Kleve Kein Kavaliersdelikt

Kleve · Wer nach einem Unfall mit seinem Auto flüchtet, begeht eine Straftat – wer eine Unfallflucht vortäuscht auch. Etwa 50 Prozent der Fälle werden aufgeklärt. Bernd Hagen von der Klever Polizei ist Spezialist für Unfallfluchten.

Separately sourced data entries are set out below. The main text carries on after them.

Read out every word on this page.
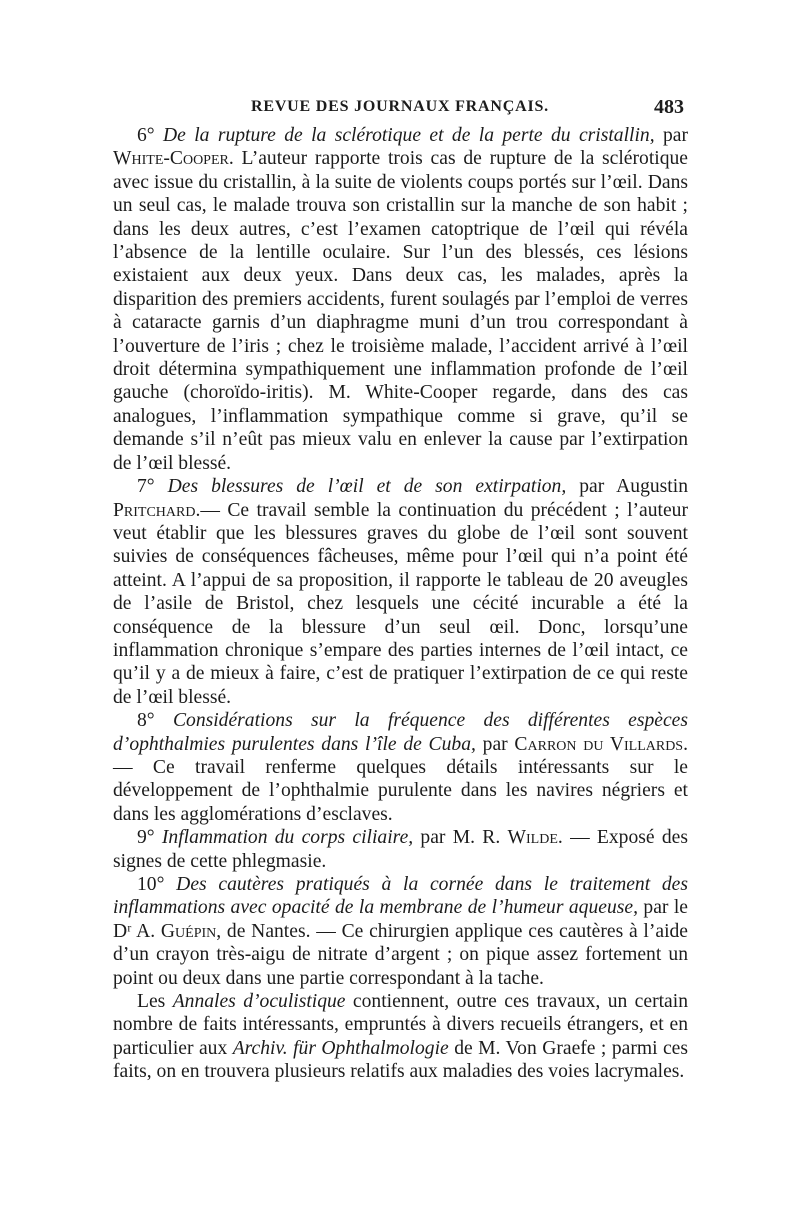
REVUE DES JOURNAUX FRANÇAIS.	483

6° De la rupture de la sclérotique et de la perte du cristallin, par White-Cooper. L’auteur rapporte trois cas de rupture de la sclérotique avec issue du cristallin, à la suite de violents coups portés sur l’œil. Dans un seul cas, le malade trouva son cristallin sur la manche de son habit ; dans les deux autres, c’est l’examen catoptrique de l’œil qui révéla l’absence de la lentille oculaire. Sur l’un des blessés, ces lésions existaient aux deux yeux. Dans deux cas, les malades, après la disparition des premiers accidents, furent soulagés par l’emploi de verres à cataracte garnis d’un diaphragme muni d’un trou correspondant à l’ouverture de l’iris ; chez le troisième malade, l’accident arrivé à l’œil droit détermina sympathiquement une inflammation profonde de l’œil gauche (choroïdo-iritis). M. White-Cooper regarde, dans des cas analogues, l’inflammation sympathique comme si grave, qu’il se demande s’il n’eût pas mieux valu en enlever la cause par l’extirpation de l’œil blessé.

7° Des blessures de l’œil et de son extirpation, par Augustin Pritchard.— Ce travail semble la continuation du précédent ; l’auteur veut établir que les blessures graves du globe de l’œil sont souvent suivies de conséquences fâcheuses, même pour l’œil qui n’a point été atteint. A l’appui de sa proposition, il rapporte le tableau de 20 aveugles de l’asile de Bristol, chez lesquels une cécité incurable a été la conséquence de la blessure d’un seul œil. Donc, lorsqu’une inflammation chronique s’empare des parties internes de l’œil intact, ce qu’il y a de mieux à faire, c’est de pratiquer l’extirpation de ce qui reste de l’œil blessé.

8° Considérations sur la fréquence des différentes espèces d’ophthalmies purulentes dans l’île de Cuba, par Carron du Villards. — Ce travail renferme quelques détails intéressants sur le développement de l’ophthalmie purulente dans les navires négriers et dans les agglomérations d’esclaves.

9° Inflammation du corps ciliaire, par M. R. Wilde. — Exposé des signes de cette phlegmasie.

10° Des cautères pratiqués à la cornée dans le traitement des inflammations avec opacité de la membrane de l’humeur aqueuse, par le Dʳ A. Guépin, de Nantes. — Ce chirurgien applique ces cautères à l’aide d’un crayon très-aigu de nitrate d’argent ; on pique assez fortement un point ou deux dans une partie correspondant à la tache.

Les Annales d’oculistique contiennent, outre ces travaux, un certain nombre de faits intéressants, empruntés à divers recueils étrangers, et en particulier aux Archiv. für Ophthalmologie de M. Von Graefe ; parmi ces faits, on en trouvera plusieurs relatifs aux maladies des voies lacrymales.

Schnell muss er arbeiten. Wenn Bernd Hagen, Sachbearbeiter für Unfallflucht bei der Polizei in Kleve, einen neuen Fall bekommt, drängt die Zeit. Er nimmt nicht nur die Anzeige auf, sondern macht, wie auch die Polizeistreifen, Fotos des Schadens, misst die Schäden aus, stellt Lackreste und Glasteile sicher.

Verräterische Fundsachen

Aber nicht nur kleine Splitter werden am Tatort zurück gelassen, auch Seitenspiegel und Stoßstangen hat Hagen schon an Unfallstellen gesichert. Dumm für den Flüchtigen: Jedes Fahrzeugteil ist mit einer Seriennummer gekennzeichnet.

Für den Spezialisten ist es dann ein Leichtes, das Modell des Pkw zu bestimmen. Danach kann Hagen das Bundeskriminalamt in Flensburg anschreiben, das ihm eine Liste mit Fahrzeughaltern schickt, auf die die Angaben zutreffen. Auch Sachverständige oder Gutachter können hinzugezogen werden. Wenn es sonst keinen Hinweis geben sollte, muss Hagen bei den Werkstätten und Schrottplätzen der Umgebung Klinkenputzen. Optimal ist natürlich, wenn Zeugen sich das Kennzeichen des flüchtigen Unfallverursachers gemerkt haben – dann muss Bernd Hagen nur die Zeichenkombination in seinen PC eingeben und schon hat er den Namen des Fahrzeughalters. „Wenn jemand ermittelt wird, muss er mit empfindlichen Strafen rechnen, das kann den Verlust des Führerscheins bedeuten“, so van Baal, Sprecher der Kreispolizei Kleve.

„Manchmal ist es eine Sisyphusarbeit für den Sachbearbeiter, der die Puzzleteile zusammensetzt“, so van Baal weiter. Auch Fälle, in denen eine Unfallflucht erfunden wurde, um einen selbst verursachten Schaden zu vertuschen, sind nicht selten. Vor Kurzem habe ihn eine Dame aufgesucht, die einen senkrechten Lackschaden hatte, erinnert sich Hagen.

Vortäuschen einer Straftat

Dass es weniger ein anderer Pkw als ein Baum oder Begrenzungspfahl sein konnte, war dem Experten schnell klar. Die Folge: Eine Strafe für das Vortäuschen einer Straftat – und das wird in der Regel härter geahndet als eine gewöhnliche Unfallflucht mit Lackschäden, denn hier kann von einem Vorsatz ausgegangen werden.

Was tun, wenn es doch mal kracht? Wenn der Geschädigte selbst nicht am Unfallort ist, dort warten, und am besten auch sofort die Polizei rufen. „Dann erwartet den Unfallfahrer zwar meist ein Verwarngeld von etwa 20 Euro, aber dafür ist er vor Strafverfolgung sicher.“ Die Versicherung übernimmt schließlich zumeist die Schadensregulierung.

„Unfallflucht ist ein ziemlich häufiges Delikt, mit einer relativ großen Dunkelziffer“, weiß van Baal. „Aber wir gehen jedem Hinweis nach, für uns ist jeder Schaden gleich“, schickt Hagen hinterher.